Many professional chefs will wear their uniforms almost every day of their working lives and although some never give the uniform further thought, some find that the origin and reasons behind traditional chef's attire are as interesting as the uniform looks itself.
Much of the chef's uniform has developed out of necessity. The jacket, for example, is double-breasted so it can easily be reversed to hide stains that may accumulate throughout the day; the double layer of cotton is also designed to insulate the body against the intense heat of the stove or an accidental splattering of hot liquid.
Even the knotted cloth buttons were fashioned for a reason — cloth will withstand the frequent washings and abuse buttons often take from contact with pots, pans and other equipment. Though executive chefs often wear black pants, working chefs and cooks usually choose pants with black-and-white checks as the pattern of hound's tooth camouflages minor spills and soilings. Today neckerchiefs are primarily worn for aesthetic purposes, to give the uniforms a more finished look, but originally cotton cloths were draped around ones neck to soak body sweat while working in the hot kitchens.
The traditional chef's hat is the most distinguishing and recognized element of the chef uniform, and also the component which often causes the most debate. Chefs as far back as the 16th century are said to have worn chef hats. During that period artisans of all types (including chefs) were often imprisoned, or even executed, because of their freethinking. To alleviate persecution, some chefs sought refuge in the Orthodox Church and hid amongst the priests of the monasteries. There they wore the same clothes as the priests—including their tall hats and long robes—with the exception of one deviating trait: the chef's clothes were gray and the priest's were black.
It wasn't until the mid 1800's that chef Marie-Antoine Carême
redesigned the chef's uniforms. Carême thought the color white was more appropriate and that it expressed cleanliness in the kitchen. It was also at this time that he and his staff began to wear double - breasted jackets. Carême also thought that the hats should be different sizes, to distinguish the cooks from the chefs. The chefs wore the tall hats and the younger cooks wore shorter hats, more like a cap.
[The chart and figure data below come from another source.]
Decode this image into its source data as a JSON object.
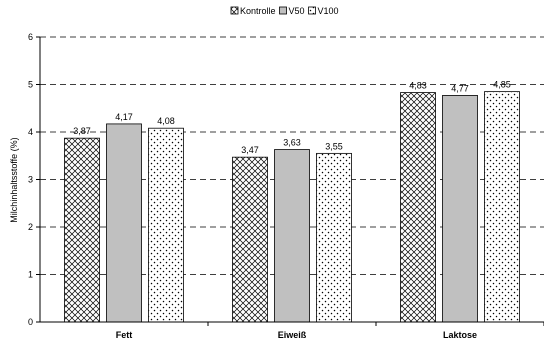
{
  "chart_data": {
    "type": "bar",
    "title": "",
    "xlabel": "",
    "ylabel": "Milchinhaltsstoffe (%)",
    "ylim": [
      0,
      6
    ],
    "yticks": [
      0,
      1,
      2,
      3,
      4,
      5,
      6
    ],
    "grid": "horizontal dashed",
    "legend_position": "top",
    "categories": [
      "Fett",
      "Eiweiß",
      "Laktose"
    ],
    "series": [
      {
        "name": "Kontrolle",
        "values": [
          3.87,
          3.47,
          4.83
        ],
        "labels": [
          "3,87",
          "3,47",
          "4,83"
        ],
        "pattern": "crosshatch",
        "color": "#ffffff"
      },
      {
        "name": "V50",
        "values": [
          4.17,
          3.63,
          4.77
        ],
        "labels": [
          "4,17",
          "3,63",
          "4,77"
        ],
        "pattern": "solid",
        "color": "#c0c0c0"
      },
      {
        "name": "V100",
        "values": [
          4.08,
          3.55,
          4.85
        ],
        "labels": [
          "4,08",
          "3,55",
          "4,85"
        ],
        "pattern": "dots",
        "color": "#ffffff"
      }
    ]
  }
}
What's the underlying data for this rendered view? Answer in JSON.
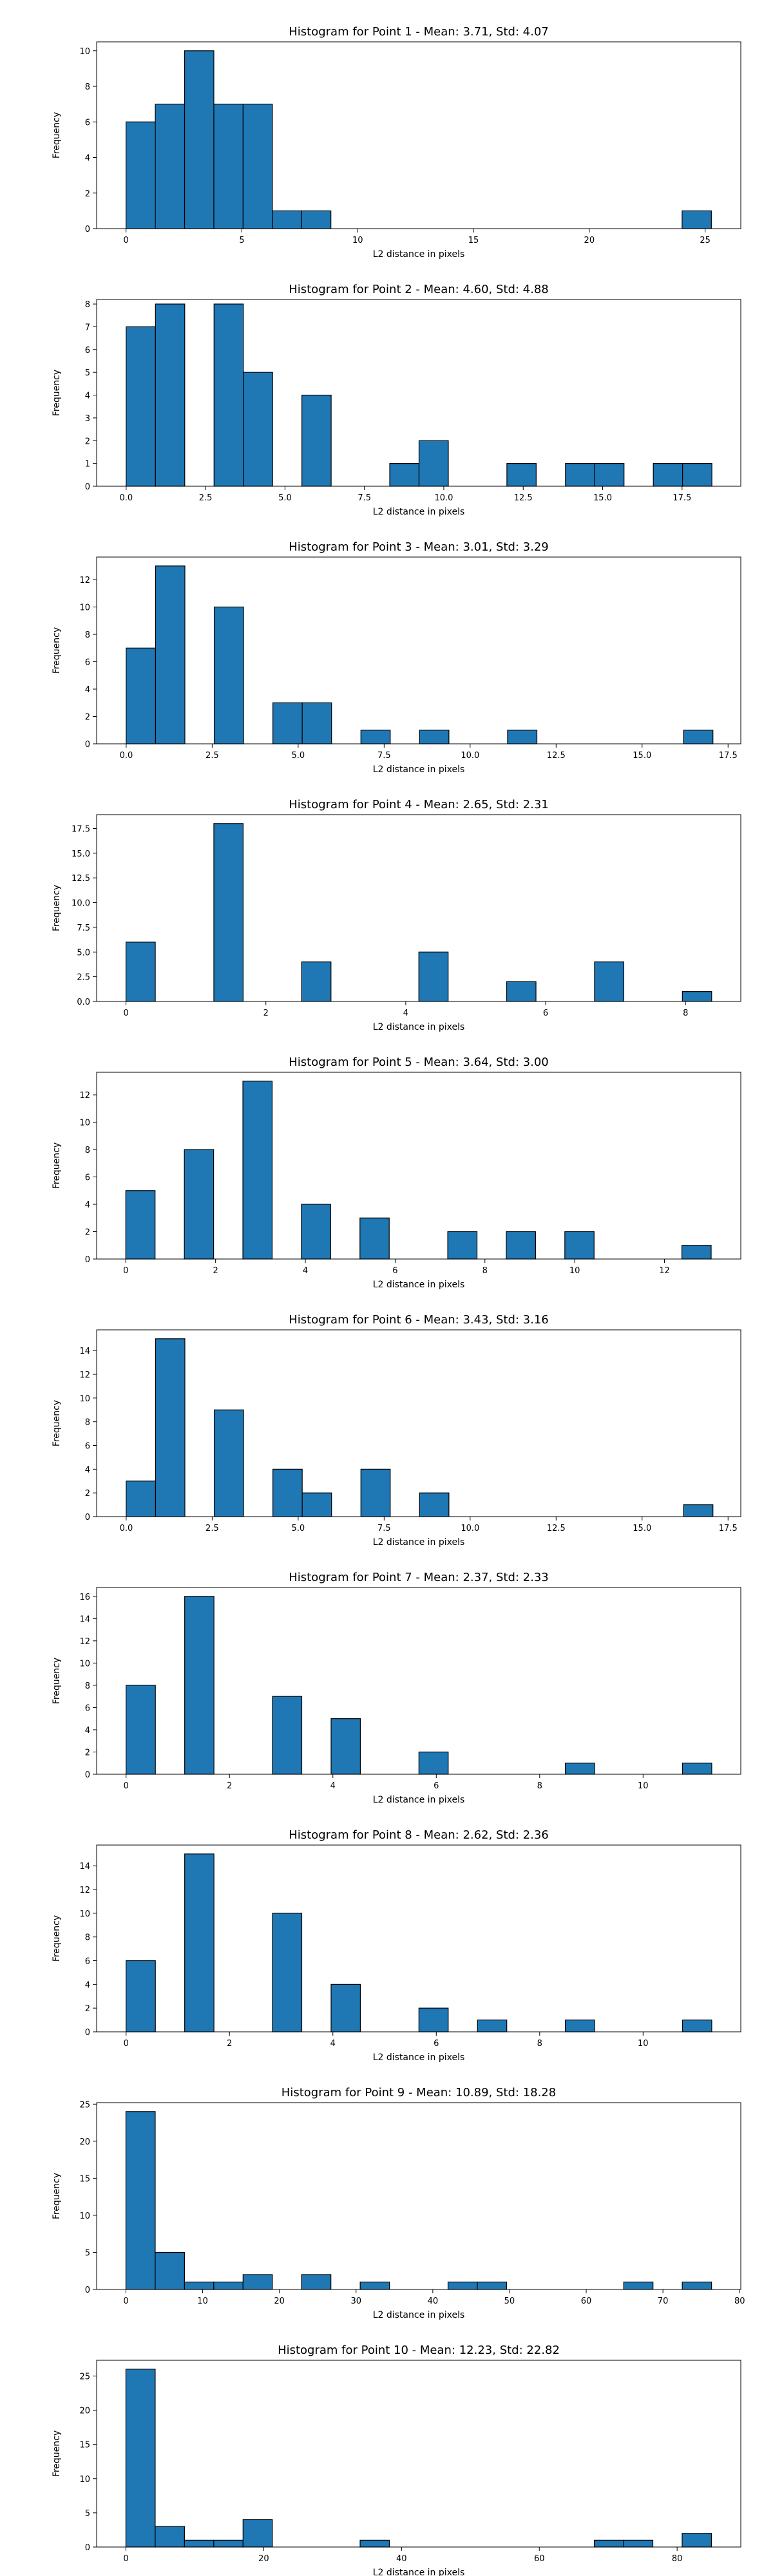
{
  "chart_data": [
    {
      "type": "bar",
      "title": "Histogram for Point 1 - Mean: 3.71, Std: 4.07",
      "xlabel": "L2 distance in pixels",
      "ylabel": "Frequency",
      "xlim": [
        -1.27,
        26.54
      ],
      "ylim": [
        0,
        10.5
      ],
      "xticks": [
        0,
        5,
        10,
        15,
        20,
        25
      ],
      "xtick_labels": [
        "0",
        "5",
        "10",
        "15",
        "20",
        "25"
      ],
      "yticks": [
        0,
        2,
        4,
        6,
        8,
        10
      ],
      "ytick_labels": [
        "0",
        "2",
        "4",
        "6",
        "8",
        "10"
      ],
      "bin_width": 1.2635,
      "bins": [
        {
          "x": 0.0,
          "count": 6
        },
        {
          "x": 1.2635,
          "count": 7
        },
        {
          "x": 2.527,
          "count": 10
        },
        {
          "x": 3.7905,
          "count": 7
        },
        {
          "x": 5.054,
          "count": 7
        },
        {
          "x": 6.3175,
          "count": 1
        },
        {
          "x": 7.581,
          "count": 1
        },
        {
          "x": 24.0065,
          "count": 1
        }
      ]
    },
    {
      "type": "bar",
      "title": "Histogram for Point 2 - Mean: 4.60, Std: 4.88",
      "xlabel": "L2 distance in pixels",
      "ylabel": "Frequency",
      "xlim": [
        -0.93,
        19.35
      ],
      "ylim": [
        0,
        8.2
      ],
      "xticks": [
        0,
        2.5,
        5,
        7.5,
        10,
        12.5,
        15,
        17.5
      ],
      "xtick_labels": [
        "0.0",
        "2.5",
        "5.0",
        "7.5",
        "10.0",
        "12.5",
        "15.0",
        "17.5"
      ],
      "yticks": [
        0,
        1,
        2,
        3,
        4,
        5,
        6,
        7,
        8
      ],
      "ytick_labels": [
        "0",
        "1",
        "2",
        "3",
        "4",
        "5",
        "6",
        "7",
        "8"
      ],
      "bin_width": 0.922,
      "bins": [
        {
          "x": 0.0,
          "count": 7
        },
        {
          "x": 0.922,
          "count": 8
        },
        {
          "x": 2.766,
          "count": 8
        },
        {
          "x": 3.688,
          "count": 5
        },
        {
          "x": 5.532,
          "count": 4
        },
        {
          "x": 8.298,
          "count": 1
        },
        {
          "x": 9.22,
          "count": 2
        },
        {
          "x": 11.986,
          "count": 1
        },
        {
          "x": 13.83,
          "count": 1
        },
        {
          "x": 14.752,
          "count": 1
        },
        {
          "x": 16.596,
          "count": 1
        },
        {
          "x": 17.518,
          "count": 1
        }
      ]
    },
    {
      "type": "bar",
      "title": "Histogram for Point 3 - Mean: 3.01, Std: 3.29",
      "xlabel": "L2 distance in pixels",
      "ylabel": "Frequency",
      "xlim": [
        -0.86,
        17.87
      ],
      "ylim": [
        0,
        13.65
      ],
      "xticks": [
        0,
        2.5,
        5,
        7.5,
        10,
        12.5,
        15,
        17.5
      ],
      "xtick_labels": [
        "0.0",
        "2.5",
        "5.0",
        "7.5",
        "10.0",
        "12.5",
        "15.0",
        "17.5"
      ],
      "yticks": [
        0,
        2,
        4,
        6,
        8,
        10,
        12
      ],
      "ytick_labels": [
        "0",
        "2",
        "4",
        "6",
        "8",
        "10",
        "12"
      ],
      "bin_width": 0.853,
      "bins": [
        {
          "x": 0.0,
          "count": 7
        },
        {
          "x": 0.853,
          "count": 13
        },
        {
          "x": 2.559,
          "count": 10
        },
        {
          "x": 4.265,
          "count": 3
        },
        {
          "x": 5.118,
          "count": 3
        },
        {
          "x": 6.824,
          "count": 1
        },
        {
          "x": 8.53,
          "count": 1
        },
        {
          "x": 11.089,
          "count": 1
        },
        {
          "x": 16.207,
          "count": 1
        }
      ]
    },
    {
      "type": "bar",
      "title": "Histogram for Point 4 - Mean: 2.65, Std: 2.31",
      "xlabel": "L2 distance in pixels",
      "ylabel": "Frequency",
      "xlim": [
        -0.42,
        8.79
      ],
      "ylim": [
        0,
        18.9
      ],
      "xticks": [
        0,
        2,
        4,
        6,
        8
      ],
      "xtick_labels": [
        "0",
        "2",
        "4",
        "6",
        "8"
      ],
      "yticks": [
        0,
        2.5,
        5,
        7.5,
        10,
        12.5,
        15,
        17.5
      ],
      "ytick_labels": [
        "0.0",
        "2.5",
        "5.0",
        "7.5",
        "10.0",
        "12.5",
        "15.0",
        "17.5"
      ],
      "bin_width": 0.4187,
      "bins": [
        {
          "x": 0.0,
          "count": 6
        },
        {
          "x": 1.256,
          "count": 18
        },
        {
          "x": 2.512,
          "count": 4
        },
        {
          "x": 4.187,
          "count": 5
        },
        {
          "x": 5.443,
          "count": 2
        },
        {
          "x": 6.699,
          "count": 4
        },
        {
          "x": 7.955,
          "count": 1
        }
      ]
    },
    {
      "type": "bar",
      "title": "Histogram for Point 5 - Mean: 3.64, Std: 3.00",
      "xlabel": "L2 distance in pixels",
      "ylabel": "Frequency",
      "xlim": [
        -0.65,
        13.7
      ],
      "ylim": [
        0,
        13.65
      ],
      "xticks": [
        0,
        2,
        4,
        6,
        8,
        10,
        12
      ],
      "xtick_labels": [
        "0",
        "2",
        "4",
        "6",
        "8",
        "10",
        "12"
      ],
      "yticks": [
        0,
        2,
        4,
        6,
        8,
        10,
        12
      ],
      "ytick_labels": [
        "0",
        "2",
        "4",
        "6",
        "8",
        "10",
        "12"
      ],
      "bin_width": 0.652,
      "bins": [
        {
          "x": 0.0,
          "count": 5
        },
        {
          "x": 1.304,
          "count": 8
        },
        {
          "x": 2.608,
          "count": 13
        },
        {
          "x": 3.912,
          "count": 4
        },
        {
          "x": 5.216,
          "count": 3
        },
        {
          "x": 7.172,
          "count": 2
        },
        {
          "x": 8.476,
          "count": 2
        },
        {
          "x": 9.78,
          "count": 2
        },
        {
          "x": 12.388,
          "count": 1
        }
      ]
    },
    {
      "type": "bar",
      "title": "Histogram for Point 6 - Mean: 3.43, Std: 3.16",
      "xlabel": "L2 distance in pixels",
      "ylabel": "Frequency",
      "xlim": [
        -0.86,
        17.87
      ],
      "ylim": [
        0,
        15.75
      ],
      "xticks": [
        0,
        2.5,
        5,
        7.5,
        10,
        12.5,
        15,
        17.5
      ],
      "xtick_labels": [
        "0.0",
        "2.5",
        "5.0",
        "7.5",
        "10.0",
        "12.5",
        "15.0",
        "17.5"
      ],
      "yticks": [
        0,
        2,
        4,
        6,
        8,
        10,
        12,
        14
      ],
      "ytick_labels": [
        "0",
        "2",
        "4",
        "6",
        "8",
        "10",
        "12",
        "14"
      ],
      "bin_width": 0.853,
      "bins": [
        {
          "x": 0.0,
          "count": 3
        },
        {
          "x": 0.853,
          "count": 15
        },
        {
          "x": 2.559,
          "count": 9
        },
        {
          "x": 4.265,
          "count": 4
        },
        {
          "x": 5.118,
          "count": 2
        },
        {
          "x": 6.824,
          "count": 4
        },
        {
          "x": 8.53,
          "count": 2
        },
        {
          "x": 16.207,
          "count": 1
        }
      ]
    },
    {
      "type": "bar",
      "title": "Histogram for Point 7 - Mean: 2.37, Std: 2.33",
      "xlabel": "L2 distance in pixels",
      "ylabel": "Frequency",
      "xlim": [
        -0.57,
        11.89
      ],
      "ylim": [
        0,
        16.8
      ],
      "xticks": [
        0,
        2,
        4,
        6,
        8,
        10
      ],
      "xtick_labels": [
        "0",
        "2",
        "4",
        "6",
        "8",
        "10"
      ],
      "yticks": [
        0,
        2,
        4,
        6,
        8,
        10,
        12,
        14,
        16
      ],
      "ytick_labels": [
        "0",
        "2",
        "4",
        "6",
        "8",
        "10",
        "12",
        "14",
        "16"
      ],
      "bin_width": 0.5664,
      "bins": [
        {
          "x": 0.0,
          "count": 8
        },
        {
          "x": 1.133,
          "count": 16
        },
        {
          "x": 2.832,
          "count": 7
        },
        {
          "x": 3.965,
          "count": 5
        },
        {
          "x": 5.664,
          "count": 2
        },
        {
          "x": 8.496,
          "count": 1
        },
        {
          "x": 10.762,
          "count": 1
        }
      ]
    },
    {
      "type": "bar",
      "title": "Histogram for Point 8 - Mean: 2.62, Std: 2.36",
      "xlabel": "L2 distance in pixels",
      "ylabel": "Frequency",
      "xlim": [
        -0.57,
        11.89
      ],
      "ylim": [
        0,
        15.75
      ],
      "xticks": [
        0,
        2,
        4,
        6,
        8,
        10
      ],
      "xtick_labels": [
        "0",
        "2",
        "4",
        "6",
        "8",
        "10"
      ],
      "yticks": [
        0,
        2,
        4,
        6,
        8,
        10,
        12,
        14
      ],
      "ytick_labels": [
        "0",
        "2",
        "4",
        "6",
        "8",
        "10",
        "12",
        "14"
      ],
      "bin_width": 0.5664,
      "bins": [
        {
          "x": 0.0,
          "count": 6
        },
        {
          "x": 1.133,
          "count": 15
        },
        {
          "x": 2.832,
          "count": 10
        },
        {
          "x": 3.965,
          "count": 4
        },
        {
          "x": 5.664,
          "count": 2
        },
        {
          "x": 6.797,
          "count": 1
        },
        {
          "x": 8.496,
          "count": 1
        },
        {
          "x": 10.762,
          "count": 1
        }
      ]
    },
    {
      "type": "bar",
      "title": "Histogram for Point 9 - Mean: 10.89, Std: 18.28",
      "xlabel": "L2 distance in pixels",
      "ylabel": "Frequency",
      "xlim": [
        -3.82,
        80.15
      ],
      "ylim": [
        0,
        25.2
      ],
      "xticks": [
        0,
        10,
        20,
        30,
        40,
        50,
        60,
        70,
        80
      ],
      "xtick_labels": [
        "0",
        "10",
        "20",
        "30",
        "40",
        "50",
        "60",
        "70",
        "80"
      ],
      "yticks": [
        0,
        5,
        10,
        15,
        20,
        25
      ],
      "ytick_labels": [
        "0",
        "5",
        "10",
        "15",
        "20",
        "25"
      ],
      "bin_width": 3.817,
      "bins": [
        {
          "x": 0.0,
          "count": 24
        },
        {
          "x": 3.817,
          "count": 5
        },
        {
          "x": 7.634,
          "count": 1
        },
        {
          "x": 11.451,
          "count": 1
        },
        {
          "x": 15.268,
          "count": 2
        },
        {
          "x": 22.902,
          "count": 2
        },
        {
          "x": 30.536,
          "count": 1
        },
        {
          "x": 41.987,
          "count": 1
        },
        {
          "x": 45.804,
          "count": 1
        },
        {
          "x": 64.889,
          "count": 1
        },
        {
          "x": 72.523,
          "count": 1
        }
      ]
    },
    {
      "type": "bar",
      "title": "Histogram for Point 10 - Mean: 12.23, Std: 22.82",
      "xlabel": "L2 distance in pixels",
      "ylabel": "Frequency",
      "xlim": [
        -4.25,
        89.24
      ],
      "ylim": [
        0,
        27.3
      ],
      "xticks": [
        0,
        20,
        40,
        60,
        80
      ],
      "xtick_labels": [
        "0",
        "20",
        "40",
        "60",
        "80"
      ],
      "yticks": [
        0,
        5,
        10,
        15,
        20,
        25
      ],
      "ytick_labels": [
        "0",
        "5",
        "10",
        "15",
        "20",
        "25"
      ],
      "bin_width": 4.25,
      "bins": [
        {
          "x": 0.0,
          "count": 26
        },
        {
          "x": 4.25,
          "count": 3
        },
        {
          "x": 8.5,
          "count": 1
        },
        {
          "x": 12.75,
          "count": 1
        },
        {
          "x": 17.0,
          "count": 4
        },
        {
          "x": 33.99,
          "count": 1
        },
        {
          "x": 67.98,
          "count": 1
        },
        {
          "x": 72.23,
          "count": 1
        },
        {
          "x": 80.73,
          "count": 2
        }
      ]
    }
  ]
}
Carême himself supposedly wore a hat that was 18 inches tall.
Augusta Escoffier
agreed that the cleanliness of the cook's uniform was very important, and that it promoted professionalism. His staff was required to maintain clean and complete uniforms while on the job, and were also encouraged to wear coats and ties while not at work. To this day cooks and chefs around the world wear the same attire that has traceable origins back to more than 400 years. Along with the other conveniences the 1950's brought, paper chef hats were invented to look like cloth but could be disposed of once they were soiled.
The traditional chef's uniform may be the standard for the culinary profession, but it's definitely not the law. Since the mid-1980's a legion of chefs and cooks have begun to wear non-traditional "fun" chef's attire. These uniforms range from pinstriped baggy pants and denim jackets to full blown wildly patterned outfits with chili peppers, flowers and more. While some chefs may view these new-style uniforms as non-professional, others retaliate that they are more comfortable and give chefs an opportunity to express their individuality through their clothes as well their food.
Actually, the non-traditional uniforms of today may remind some of the late chef-philanthropist Alexis Soyer
, author, inventor and one time chef of the Reform Club in London. Chef Soyer was known to have his entire wardrobe — including his work attire — tailor made. Some of his headgear was as eccentric as a red velvet beret; his jackets were often cut on the bias with large lapels and cuffs. He called his individualistic style "à la zoug-zoug," and the more his contemporaries ridiculed him the more outlandish his outfits became. Like the old adage says, "What's old is new again."